Essas análises revelam a sutileza do texto machadiano, que hoje interpretamos em termos de heterogeneidade ou de plurilingüismo – apoiados em Bakhtin. As construções com regência em a são,  em Machado, marcas de outro discurso, do discurso de outro. No caso, da linguagem de uma dada esfera social, burocrática, jurídica, cujos textos têm estilo específico.

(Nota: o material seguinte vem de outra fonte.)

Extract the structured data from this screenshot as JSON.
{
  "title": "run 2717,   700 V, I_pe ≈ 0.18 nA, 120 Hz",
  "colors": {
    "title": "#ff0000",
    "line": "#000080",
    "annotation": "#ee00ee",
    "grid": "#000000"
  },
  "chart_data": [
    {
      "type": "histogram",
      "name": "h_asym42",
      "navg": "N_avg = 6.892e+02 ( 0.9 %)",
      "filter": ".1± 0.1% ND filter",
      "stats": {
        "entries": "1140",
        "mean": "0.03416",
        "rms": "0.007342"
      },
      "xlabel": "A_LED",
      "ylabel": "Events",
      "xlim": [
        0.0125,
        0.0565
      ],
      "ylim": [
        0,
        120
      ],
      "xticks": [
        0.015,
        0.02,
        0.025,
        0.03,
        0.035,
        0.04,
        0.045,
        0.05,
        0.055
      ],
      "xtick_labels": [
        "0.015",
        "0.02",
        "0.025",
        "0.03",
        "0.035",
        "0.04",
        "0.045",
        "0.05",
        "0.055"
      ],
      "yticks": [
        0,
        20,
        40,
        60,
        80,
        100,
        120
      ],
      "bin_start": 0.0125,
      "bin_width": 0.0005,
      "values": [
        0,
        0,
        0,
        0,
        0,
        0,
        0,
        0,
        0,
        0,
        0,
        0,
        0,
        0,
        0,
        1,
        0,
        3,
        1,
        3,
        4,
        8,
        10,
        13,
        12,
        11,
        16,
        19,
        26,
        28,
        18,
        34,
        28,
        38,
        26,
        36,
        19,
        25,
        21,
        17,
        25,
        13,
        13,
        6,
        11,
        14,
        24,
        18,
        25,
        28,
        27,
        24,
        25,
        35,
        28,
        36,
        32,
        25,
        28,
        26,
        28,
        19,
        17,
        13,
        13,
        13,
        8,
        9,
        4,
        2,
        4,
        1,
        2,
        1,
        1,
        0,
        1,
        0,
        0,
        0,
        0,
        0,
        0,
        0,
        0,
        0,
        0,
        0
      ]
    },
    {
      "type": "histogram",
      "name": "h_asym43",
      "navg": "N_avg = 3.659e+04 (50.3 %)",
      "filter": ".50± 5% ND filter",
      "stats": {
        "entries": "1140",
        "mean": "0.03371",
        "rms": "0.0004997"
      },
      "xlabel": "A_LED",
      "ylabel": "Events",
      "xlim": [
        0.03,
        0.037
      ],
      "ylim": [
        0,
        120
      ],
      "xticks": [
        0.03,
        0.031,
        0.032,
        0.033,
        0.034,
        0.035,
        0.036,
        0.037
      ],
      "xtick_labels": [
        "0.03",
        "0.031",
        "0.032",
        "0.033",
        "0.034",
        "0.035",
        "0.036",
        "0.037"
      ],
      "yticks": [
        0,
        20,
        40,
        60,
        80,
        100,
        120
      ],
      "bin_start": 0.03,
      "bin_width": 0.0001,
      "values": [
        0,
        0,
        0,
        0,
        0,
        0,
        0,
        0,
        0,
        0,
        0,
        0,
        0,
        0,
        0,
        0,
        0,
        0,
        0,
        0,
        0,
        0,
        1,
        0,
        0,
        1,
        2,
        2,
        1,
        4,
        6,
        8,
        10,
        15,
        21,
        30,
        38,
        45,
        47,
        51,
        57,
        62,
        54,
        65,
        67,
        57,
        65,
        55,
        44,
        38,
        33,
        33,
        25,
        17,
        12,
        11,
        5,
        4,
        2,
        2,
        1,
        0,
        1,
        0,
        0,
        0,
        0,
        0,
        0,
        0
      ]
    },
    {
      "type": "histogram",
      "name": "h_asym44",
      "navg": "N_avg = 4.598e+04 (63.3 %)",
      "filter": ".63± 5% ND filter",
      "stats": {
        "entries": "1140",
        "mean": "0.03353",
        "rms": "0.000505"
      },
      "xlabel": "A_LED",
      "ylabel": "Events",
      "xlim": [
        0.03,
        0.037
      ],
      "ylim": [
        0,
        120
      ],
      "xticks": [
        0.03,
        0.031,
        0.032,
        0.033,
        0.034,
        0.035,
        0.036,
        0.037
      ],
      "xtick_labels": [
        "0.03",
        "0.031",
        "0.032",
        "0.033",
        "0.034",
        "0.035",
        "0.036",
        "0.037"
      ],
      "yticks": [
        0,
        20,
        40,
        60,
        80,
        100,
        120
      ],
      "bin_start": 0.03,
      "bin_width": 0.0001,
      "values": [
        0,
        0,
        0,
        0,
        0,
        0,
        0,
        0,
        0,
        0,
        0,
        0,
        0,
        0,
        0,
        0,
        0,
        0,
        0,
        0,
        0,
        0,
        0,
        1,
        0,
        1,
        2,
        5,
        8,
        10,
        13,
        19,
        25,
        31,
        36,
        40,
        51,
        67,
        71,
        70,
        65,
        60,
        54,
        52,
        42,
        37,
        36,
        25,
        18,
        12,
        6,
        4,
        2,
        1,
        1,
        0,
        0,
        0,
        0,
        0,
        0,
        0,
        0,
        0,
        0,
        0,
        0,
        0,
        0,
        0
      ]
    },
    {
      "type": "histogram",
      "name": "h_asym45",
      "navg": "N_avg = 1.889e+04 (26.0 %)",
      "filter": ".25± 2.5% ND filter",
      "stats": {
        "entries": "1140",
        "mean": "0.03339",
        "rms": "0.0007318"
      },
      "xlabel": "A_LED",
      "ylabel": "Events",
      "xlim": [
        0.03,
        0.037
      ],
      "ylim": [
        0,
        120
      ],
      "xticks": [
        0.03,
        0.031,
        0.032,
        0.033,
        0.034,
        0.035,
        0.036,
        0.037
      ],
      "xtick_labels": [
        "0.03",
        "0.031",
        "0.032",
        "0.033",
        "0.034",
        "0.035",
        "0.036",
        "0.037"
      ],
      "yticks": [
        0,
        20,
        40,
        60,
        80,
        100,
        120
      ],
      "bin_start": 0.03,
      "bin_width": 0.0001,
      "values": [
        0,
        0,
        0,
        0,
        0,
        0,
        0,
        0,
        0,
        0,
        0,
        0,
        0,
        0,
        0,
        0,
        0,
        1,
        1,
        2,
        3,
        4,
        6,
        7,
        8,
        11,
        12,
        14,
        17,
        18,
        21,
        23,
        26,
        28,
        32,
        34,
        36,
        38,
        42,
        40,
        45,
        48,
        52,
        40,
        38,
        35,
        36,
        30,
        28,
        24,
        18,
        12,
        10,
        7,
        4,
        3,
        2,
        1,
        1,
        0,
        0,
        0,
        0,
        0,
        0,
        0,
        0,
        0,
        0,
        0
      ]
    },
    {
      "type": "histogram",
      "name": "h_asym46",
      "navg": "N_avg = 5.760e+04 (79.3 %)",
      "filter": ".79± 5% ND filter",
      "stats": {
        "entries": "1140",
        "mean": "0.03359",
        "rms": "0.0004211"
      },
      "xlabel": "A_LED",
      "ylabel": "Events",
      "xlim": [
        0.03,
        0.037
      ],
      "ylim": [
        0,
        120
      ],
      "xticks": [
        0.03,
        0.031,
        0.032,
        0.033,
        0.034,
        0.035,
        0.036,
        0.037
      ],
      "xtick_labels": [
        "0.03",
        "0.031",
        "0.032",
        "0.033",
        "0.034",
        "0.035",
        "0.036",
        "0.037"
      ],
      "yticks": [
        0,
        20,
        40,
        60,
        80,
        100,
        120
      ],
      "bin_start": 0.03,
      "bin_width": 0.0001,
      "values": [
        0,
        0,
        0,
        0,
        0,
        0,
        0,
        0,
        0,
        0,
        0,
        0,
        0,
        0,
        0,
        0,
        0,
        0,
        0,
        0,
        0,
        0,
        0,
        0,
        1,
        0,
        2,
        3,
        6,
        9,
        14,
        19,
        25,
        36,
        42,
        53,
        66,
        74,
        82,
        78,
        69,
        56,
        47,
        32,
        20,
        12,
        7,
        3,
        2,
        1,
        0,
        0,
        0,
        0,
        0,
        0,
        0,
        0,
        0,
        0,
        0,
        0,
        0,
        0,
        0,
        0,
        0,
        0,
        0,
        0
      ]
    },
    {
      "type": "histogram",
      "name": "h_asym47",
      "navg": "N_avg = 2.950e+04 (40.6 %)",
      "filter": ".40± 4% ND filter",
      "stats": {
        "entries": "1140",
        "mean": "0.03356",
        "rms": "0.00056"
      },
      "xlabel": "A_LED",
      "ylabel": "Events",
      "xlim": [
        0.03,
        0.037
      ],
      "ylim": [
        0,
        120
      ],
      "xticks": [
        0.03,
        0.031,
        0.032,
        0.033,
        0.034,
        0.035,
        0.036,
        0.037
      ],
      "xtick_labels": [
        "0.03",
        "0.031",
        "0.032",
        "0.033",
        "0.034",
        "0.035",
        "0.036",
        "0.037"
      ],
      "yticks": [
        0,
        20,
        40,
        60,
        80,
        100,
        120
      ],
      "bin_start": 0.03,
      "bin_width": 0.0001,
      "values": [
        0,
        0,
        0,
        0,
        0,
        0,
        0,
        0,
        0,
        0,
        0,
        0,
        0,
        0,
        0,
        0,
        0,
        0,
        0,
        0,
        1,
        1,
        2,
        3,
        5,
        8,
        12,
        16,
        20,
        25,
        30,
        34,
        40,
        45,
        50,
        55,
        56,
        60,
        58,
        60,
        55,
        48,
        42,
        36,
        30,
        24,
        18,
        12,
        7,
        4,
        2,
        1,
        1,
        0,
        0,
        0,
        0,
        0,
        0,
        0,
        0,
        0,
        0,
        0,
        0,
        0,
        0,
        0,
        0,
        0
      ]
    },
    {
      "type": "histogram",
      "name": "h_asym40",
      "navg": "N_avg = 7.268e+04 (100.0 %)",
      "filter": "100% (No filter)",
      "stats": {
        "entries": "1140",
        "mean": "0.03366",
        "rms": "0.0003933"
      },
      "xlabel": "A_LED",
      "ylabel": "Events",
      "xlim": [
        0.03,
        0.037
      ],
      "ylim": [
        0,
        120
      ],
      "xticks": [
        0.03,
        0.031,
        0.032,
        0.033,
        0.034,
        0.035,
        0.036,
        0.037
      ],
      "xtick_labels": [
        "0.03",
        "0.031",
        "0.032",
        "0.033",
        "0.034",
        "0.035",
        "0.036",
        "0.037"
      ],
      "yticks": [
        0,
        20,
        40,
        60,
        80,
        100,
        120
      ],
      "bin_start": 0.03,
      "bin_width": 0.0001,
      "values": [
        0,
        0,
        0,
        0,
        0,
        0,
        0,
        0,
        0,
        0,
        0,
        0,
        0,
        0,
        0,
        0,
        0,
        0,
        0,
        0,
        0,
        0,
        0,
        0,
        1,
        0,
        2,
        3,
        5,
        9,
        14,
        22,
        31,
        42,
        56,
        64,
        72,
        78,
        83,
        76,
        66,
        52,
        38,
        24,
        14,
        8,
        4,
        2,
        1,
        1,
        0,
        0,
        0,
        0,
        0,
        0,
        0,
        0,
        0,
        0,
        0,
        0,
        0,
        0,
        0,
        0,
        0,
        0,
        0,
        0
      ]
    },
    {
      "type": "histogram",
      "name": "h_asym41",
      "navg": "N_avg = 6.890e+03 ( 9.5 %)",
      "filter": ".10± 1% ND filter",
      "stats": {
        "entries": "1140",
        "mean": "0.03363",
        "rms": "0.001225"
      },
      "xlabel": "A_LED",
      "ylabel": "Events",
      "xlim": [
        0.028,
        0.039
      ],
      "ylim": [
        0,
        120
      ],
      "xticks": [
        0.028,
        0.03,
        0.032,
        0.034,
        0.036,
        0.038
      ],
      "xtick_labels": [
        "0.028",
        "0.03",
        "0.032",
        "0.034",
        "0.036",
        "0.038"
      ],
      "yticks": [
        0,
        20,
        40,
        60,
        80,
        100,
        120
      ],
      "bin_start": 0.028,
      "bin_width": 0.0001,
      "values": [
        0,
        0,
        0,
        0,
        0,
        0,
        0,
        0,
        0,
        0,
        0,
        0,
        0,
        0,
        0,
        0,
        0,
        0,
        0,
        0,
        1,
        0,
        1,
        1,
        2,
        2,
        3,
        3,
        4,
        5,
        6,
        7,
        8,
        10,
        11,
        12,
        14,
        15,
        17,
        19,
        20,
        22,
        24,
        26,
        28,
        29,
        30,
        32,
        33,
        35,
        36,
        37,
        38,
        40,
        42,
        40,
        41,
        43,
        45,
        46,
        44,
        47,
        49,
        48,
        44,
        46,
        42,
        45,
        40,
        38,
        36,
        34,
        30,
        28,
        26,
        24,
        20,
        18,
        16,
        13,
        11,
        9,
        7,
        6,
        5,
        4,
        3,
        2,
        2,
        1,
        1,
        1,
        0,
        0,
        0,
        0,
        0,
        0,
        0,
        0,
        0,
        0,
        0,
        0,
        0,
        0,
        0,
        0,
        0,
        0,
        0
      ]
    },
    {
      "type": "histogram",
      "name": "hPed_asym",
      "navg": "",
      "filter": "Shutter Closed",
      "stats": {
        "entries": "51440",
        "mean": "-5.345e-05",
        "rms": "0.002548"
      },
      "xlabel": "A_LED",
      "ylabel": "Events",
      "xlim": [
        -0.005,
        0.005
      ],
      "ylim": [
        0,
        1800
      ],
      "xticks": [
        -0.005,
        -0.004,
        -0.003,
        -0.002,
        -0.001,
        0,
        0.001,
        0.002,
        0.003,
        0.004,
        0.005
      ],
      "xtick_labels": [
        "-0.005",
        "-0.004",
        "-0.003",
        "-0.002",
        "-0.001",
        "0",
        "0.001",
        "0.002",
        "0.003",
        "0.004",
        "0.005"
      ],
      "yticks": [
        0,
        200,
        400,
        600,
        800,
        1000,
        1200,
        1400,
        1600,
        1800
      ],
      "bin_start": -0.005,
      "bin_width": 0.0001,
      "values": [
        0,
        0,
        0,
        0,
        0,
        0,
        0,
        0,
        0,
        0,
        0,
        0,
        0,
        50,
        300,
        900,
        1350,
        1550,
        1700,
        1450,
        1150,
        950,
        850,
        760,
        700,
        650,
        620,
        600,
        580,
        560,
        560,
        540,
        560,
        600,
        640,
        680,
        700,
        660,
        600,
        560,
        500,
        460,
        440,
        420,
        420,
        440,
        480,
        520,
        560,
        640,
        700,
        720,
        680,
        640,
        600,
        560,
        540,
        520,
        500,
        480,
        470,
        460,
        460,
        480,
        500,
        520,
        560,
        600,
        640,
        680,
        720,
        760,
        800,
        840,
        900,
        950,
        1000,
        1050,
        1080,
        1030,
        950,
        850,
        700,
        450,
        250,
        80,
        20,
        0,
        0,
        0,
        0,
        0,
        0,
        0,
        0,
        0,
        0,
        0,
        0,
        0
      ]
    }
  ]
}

O que se pode dizer de Machado se pode dizer de Mattoso: que tenha levado a cabo análises como essa é evidência de sua sagacidade. Alternativamente, poder-se-ia dizer que se trata menos de ser sagaz do que de seguir uma ou outra doutrina – de dispor de teorias melhores ou menos boas. Seguindo uma, a de Souza da Silveira, lê-se Machado com olho de gramático, e, encontradas as duas construções, conclui-se que Machado usava ambas (o que fortalece certa doutrina); seguindo outra, como a de Mattoso, lê-se Machado com olhar do analista dos estilos, o que permite não só perceber que construções surgem ou não em uma obra, mas verificar se ocorrem no discurso do narrador, no de personagem ou, como as aqui destacadas, se são alusões a uma linguagem burocrática, que elas fazem ecoar.


Olho de gramático


Em outros termos, uma coisa é ver em Machado de Assis apenas exemplos de construções aceitáveis, outra é ver nele o escritor realista, posição que o "obrigava" a considerar a heterogeneidade lingüística.

Resumindo: não se escreve simplesmente em português (certo ou errado). Por isso, as soluções que as gramáticas normativas querem dar merecem um olhar mais sofisticado sobre os escritores que tomam como base. Escrevemos em burocratês, em filosofês, em propagandês, em biologês, em internetês etc. e, portanto, a questão "pode / não pode" exige critérios melhores do que os divulgados normalmente, sobretudo nos resumos de gramáticas, que é quase só o que as pessoas consultam.

Os gramáticos quase não erram quando se defrontam com estruturas lingüísticas populares, já que propõem formas cultas. Mas nem sempre se saem bem quando encontram diferenças como as que Mattoso percebeu em Machado. É uma óbvia questão de conhecer (ou não) boas teorias, e de fazê-las render.